When I reapplied the fade, I see I timed it different resulting in the fade to be done just before the image slides in, which initially fixed it for me.

If image sizes are are OP’s problem as Jonathan found out, another suggestion for him instead of using a webfont would be to turn his text into a svg vector file. This keeps the file sizes down and always make the copy looks crispy sharp.

I had no idea that the transparent part of pngs affected performance. I've always just looked at image size and left it at that. Thank for the detailed explanation—my digital ads will be better for this.

Will you explain the calculation of 2400×2400 becoming 22MB image data?

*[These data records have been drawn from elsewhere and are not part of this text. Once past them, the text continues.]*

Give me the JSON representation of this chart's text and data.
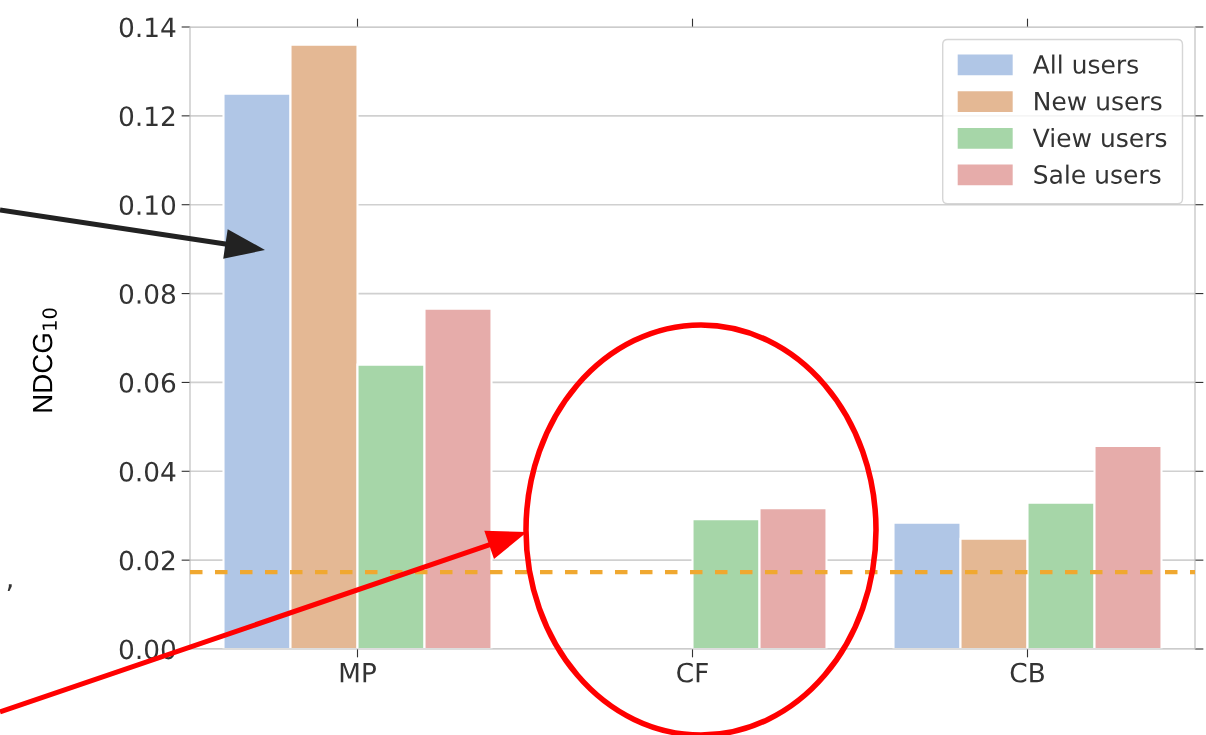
{
  "chart_data": {
    "type": "bar",
    "ylabel": "NDCG$_{10}$",
    "categories": [
      "MP",
      "CF",
      "CB"
    ],
    "series": [
      {
        "name": "All users",
        "color": "#b0c6e6",
        "values": [
          0.125,
          null,
          0.0284
        ]
      },
      {
        "name": "New users",
        "color": "#e4b894",
        "values": [
          0.136,
          null,
          0.0248
        ]
      },
      {
        "name": "View users",
        "color": "#a6d6a8",
        "values": [
          0.064,
          0.0292,
          0.0329
        ]
      },
      {
        "name": "Sale users",
        "color": "#e6acaa",
        "values": [
          0.0766,
          0.0317,
          0.0457
        ]
      }
    ],
    "ylim": [
      0,
      0.14
    ],
    "yticks": [
      {
        "value": 0,
        "label": "0.00"
      },
      {
        "value": 0.02,
        "label": "0.02"
      },
      {
        "value": 0.04,
        "label": "0.04"
      },
      {
        "value": 0.06,
        "label": "0.06"
      },
      {
        "value": 0.08,
        "label": "0.08"
      },
      {
        "value": 0.1,
        "label": "0.10"
      },
      {
        "value": 0.12,
        "label": "0.12"
      },
      {
        "value": 0.14,
        "label": "0.14"
      }
    ],
    "ref_lines": [
      {
        "axis": "y",
        "value": 0.0173,
        "label": null,
        "color": "#f0a830",
        "line_style": "dashed"
      }
    ],
    "annotations": [
      ","
    ],
    "grid": "y",
    "legend": "top right"
  }
}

I've never had the occasion to use webfonts in a banner, because client-specified fonts are always very specific and not common, like a Google font.

My go-to is PNGs processed thru ImageAlpha, which almost always results in smaller files than SVGs when I've compared. (At least at common banner sizes, 1200×1200 excepted.) I'd much rather use SVGs.

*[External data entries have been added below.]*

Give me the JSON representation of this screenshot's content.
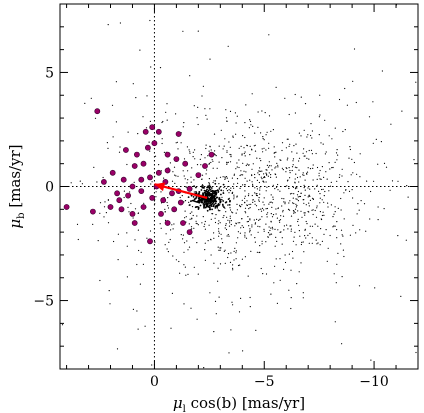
{
  "chart_data": {
    "type": "scatter",
    "title": "",
    "xlabel_parts": {
      "symbol": "μ",
      "sub": "l",
      "rest": " cos(b) [mas/yr]"
    },
    "ylabel_parts": {
      "symbol": "μ",
      "sub": "b",
      "rest": " [mas/yr]"
    },
    "xlim": [
      4.3,
      -12
    ],
    "ylim": [
      -8,
      8
    ],
    "x_inverted": true,
    "x_ticks": [
      0,
      -5,
      -10
    ],
    "x_tick_labels": [
      "0",
      "−5",
      "−10"
    ],
    "y_ticks": [
      -5,
      0,
      5
    ],
    "y_tick_labels": [
      "−5",
      "0",
      "5"
    ],
    "reference_lines": {
      "x0": true,
      "y0": true,
      "style": "dotted"
    },
    "grid": false,
    "legend": "none",
    "colors": {
      "field": "#000000",
      "members": "#990066",
      "members_edge": "#3a0030",
      "vector": "#ff0000",
      "cluster": "#000000"
    },
    "cluster": {
      "x": -2.4,
      "y": -0.5
    },
    "vector": {
      "from": [
        0,
        0.1
      ],
      "to": [
        -2.4,
        -0.5
      ],
      "label": ""
    },
    "members": [
      [
        2.6,
        3.3
      ],
      [
        2.8,
        -1.1
      ],
      [
        1.3,
        1.6
      ],
      [
        0.9,
        0.9
      ],
      [
        0.5,
        1.0
      ],
      [
        0.4,
        2.4
      ],
      [
        0.0,
        1.9
      ],
      [
        -0.2,
        2.4
      ],
      [
        0.1,
        2.6
      ],
      [
        -1.1,
        2.3
      ],
      [
        -0.6,
        1.4
      ],
      [
        -1.0,
        1.2
      ],
      [
        -1.4,
        1.0
      ],
      [
        -2.0,
        0.5
      ],
      [
        -2.3,
        0.9
      ],
      [
        -2.6,
        1.4
      ],
      [
        -0.5,
        0.2
      ],
      [
        -0.2,
        0.6
      ],
      [
        0.2,
        0.4
      ],
      [
        0.6,
        0.3
      ],
      [
        1.0,
        0.0
      ],
      [
        1.4,
        0.3
      ],
      [
        1.9,
        0.6
      ],
      [
        2.3,
        0.2
      ],
      [
        1.7,
        -0.3
      ],
      [
        1.2,
        -0.4
      ],
      [
        0.6,
        -0.2
      ],
      [
        0.1,
        -0.5
      ],
      [
        -0.4,
        -0.6
      ],
      [
        -0.8,
        -0.3
      ],
      [
        -1.2,
        -0.7
      ],
      [
        -1.6,
        -0.1
      ],
      [
        -0.3,
        -1.2
      ],
      [
        -0.9,
        -1.0
      ],
      [
        -1.3,
        -1.6
      ],
      [
        -1.6,
        -2.0
      ],
      [
        -0.6,
        -1.6
      ],
      [
        0.2,
        -2.4
      ],
      [
        1.0,
        -1.2
      ],
      [
        0.5,
        -0.9
      ],
      [
        1.5,
        -1.0
      ],
      [
        2.0,
        -0.9
      ],
      [
        4.0,
        -0.9
      ],
      [
        -0.6,
        0.7
      ],
      [
        0.8,
        1.4
      ],
      [
        1.6,
        -0.6
      ],
      [
        -1.1,
        -0.2
      ],
      [
        -0.1,
        0.0
      ],
      [
        0.3,
        1.7
      ],
      [
        0.9,
        -1.6
      ]
    ],
    "field": {
      "generator": "seeded",
      "seed": 7,
      "n_core": 320,
      "core_center": [
        -2.4,
        -0.5
      ],
      "core_sigma": [
        0.35,
        0.22
      ],
      "n_disc": 900,
      "disc_center": [
        -4.6,
        -0.2
      ],
      "disc_sigma": [
        2.4,
        1.6
      ],
      "n_halo": 320,
      "halo_center": [
        -3.5,
        -0.5
      ],
      "halo_sigma": [
        4.5,
        3.6
      ]
    }
  }
}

Do you find the same @BannerMan?

Yes if i can go the SVG route, I always take it.

Indeed in the smaller formats a png can be smaller at times. However, it bugs me that it never is as sharp as I want it to be due to compression. With SVG's that's never the case, always looking sharp. So i'd happily accept the 500/1000 bytes extra that a svg brings for clean shapes and text.

2 Likes

1200x1200 test max.hype.zip (77,6 KB)

Duplicating the background and animating it makes it already much faster instead of fading in a bunch of text layers. This might not always work, though. So, it's not a general solution.

2 Likes

2,400 pixels wide :heavy_multiplication_x:2,400 pixels high :heavy_multiplication_x:4 bytes per pixel @ 8 bits per channel (RGBA) = 23,040,000 bytes ↴
23,040,000 bytes :heavy_division_sign:1,024 bytes per killobyte :heavy_division_sign: 1,024 killobytes per megabyte = 21.97 MB

There can be quite a bit more nuance to this given the relationship between image depth, browsers, operating systems, RAM storage locations, and GPUs, but it is a rough formula to consider with image sizing. Really to figure out actual memory usage you probably need to be profiling the browser itself along with the GPU; I'm not sure browser tools even give quite enough data here.

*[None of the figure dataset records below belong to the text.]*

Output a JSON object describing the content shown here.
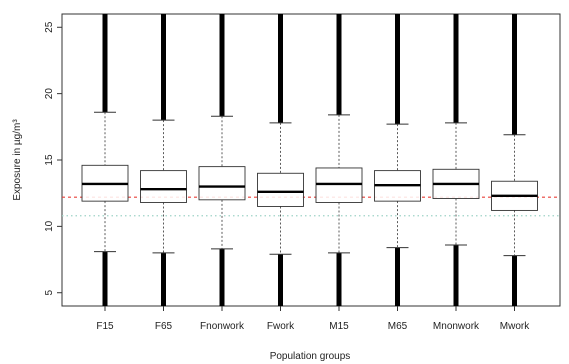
{
  "chart_data": {
    "type": "box",
    "title": "",
    "xlabel": "Population groups",
    "ylabel": "Exposure in µg/m³",
    "ylim": [
      4,
      26
    ],
    "yticks": [
      5,
      10,
      15,
      20,
      25
    ],
    "grid": false,
    "legend": "none",
    "categories": [
      "F15",
      "F65",
      "Fnonwork",
      "Fwork",
      "M15",
      "M65",
      "Mnonwork",
      "Mwork"
    ],
    "boxes": [
      {
        "category": "F15",
        "q1": 11.9,
        "median": 13.2,
        "q3": 14.6,
        "whisker_low": 8.1,
        "whisker_high": 18.6,
        "outliers_low": [
          4,
          8.1
        ],
        "outliers_high": [
          18.6,
          26
        ]
      },
      {
        "category": "F65",
        "q1": 11.8,
        "median": 12.8,
        "q3": 14.2,
        "whisker_low": 8.0,
        "whisker_high": 18.0,
        "outliers_low": [
          4,
          8.0
        ],
        "outliers_high": [
          18.0,
          26
        ]
      },
      {
        "category": "Fnonwork",
        "q1": 12.0,
        "median": 13.0,
        "q3": 14.5,
        "whisker_low": 8.3,
        "whisker_high": 18.3,
        "outliers_low": [
          4,
          8.3
        ],
        "outliers_high": [
          18.3,
          26
        ]
      },
      {
        "category": "Fwork",
        "q1": 11.5,
        "median": 12.6,
        "q3": 14.0,
        "whisker_low": 7.9,
        "whisker_high": 17.8,
        "outliers_low": [
          4,
          7.9
        ],
        "outliers_high": [
          17.8,
          26
        ]
      },
      {
        "category": "M15",
        "q1": 11.8,
        "median": 13.2,
        "q3": 14.4,
        "whisker_low": 8.0,
        "whisker_high": 18.4,
        "outliers_low": [
          4,
          8.0
        ],
        "outliers_high": [
          18.4,
          26
        ]
      },
      {
        "category": "M65",
        "q1": 11.9,
        "median": 13.1,
        "q3": 14.2,
        "whisker_low": 8.4,
        "whisker_high": 17.7,
        "outliers_low": [
          4,
          8.4
        ],
        "outliers_high": [
          17.7,
          26
        ]
      },
      {
        "category": "Mnonwork",
        "q1": 12.1,
        "median": 13.2,
        "q3": 14.3,
        "whisker_low": 8.6,
        "whisker_high": 17.8,
        "outliers_low": [
          4,
          8.6
        ],
        "outliers_high": [
          17.8,
          26
        ]
      },
      {
        "category": "Mwork",
        "q1": 11.2,
        "median": 12.3,
        "q3": 13.4,
        "whisker_low": 7.8,
        "whisker_high": 16.9,
        "outliers_low": [
          4,
          7.8
        ],
        "outliers_high": [
          16.9,
          26
        ]
      }
    ],
    "reference_lines": [
      {
        "y": 12.2,
        "color": "#e8403a",
        "style": "dashed"
      },
      {
        "y": 10.8,
        "color": "#9fd3c7",
        "style": "dotted"
      }
    ],
    "colors": {
      "box_fill": "#ffffff",
      "box_stroke": "#333333",
      "outlier": "#000000",
      "axis": "#333333"
    }
  }
}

In regards to SVGs -- they can be both smarter and dumber about when to redraw and allocate memory. Many SVGs also unwittingly include bitmap data, since tools that were not produced specifically for the SVG format may implement incompatible feature sets that can only be represented as images. Very grossly speaking, a hype document chocked full of SVGs (like hundreds) probably will run into more performance trouble than that of PNGs. I'm not saying don't give it a try - quite the opposite since it could help in this situation - just that there's no single solution to performance problems. It is always content dependent and must always be tested/measured.

2 Likes

That's pretty ingenious

Fantastic. I want a wiki of your brain.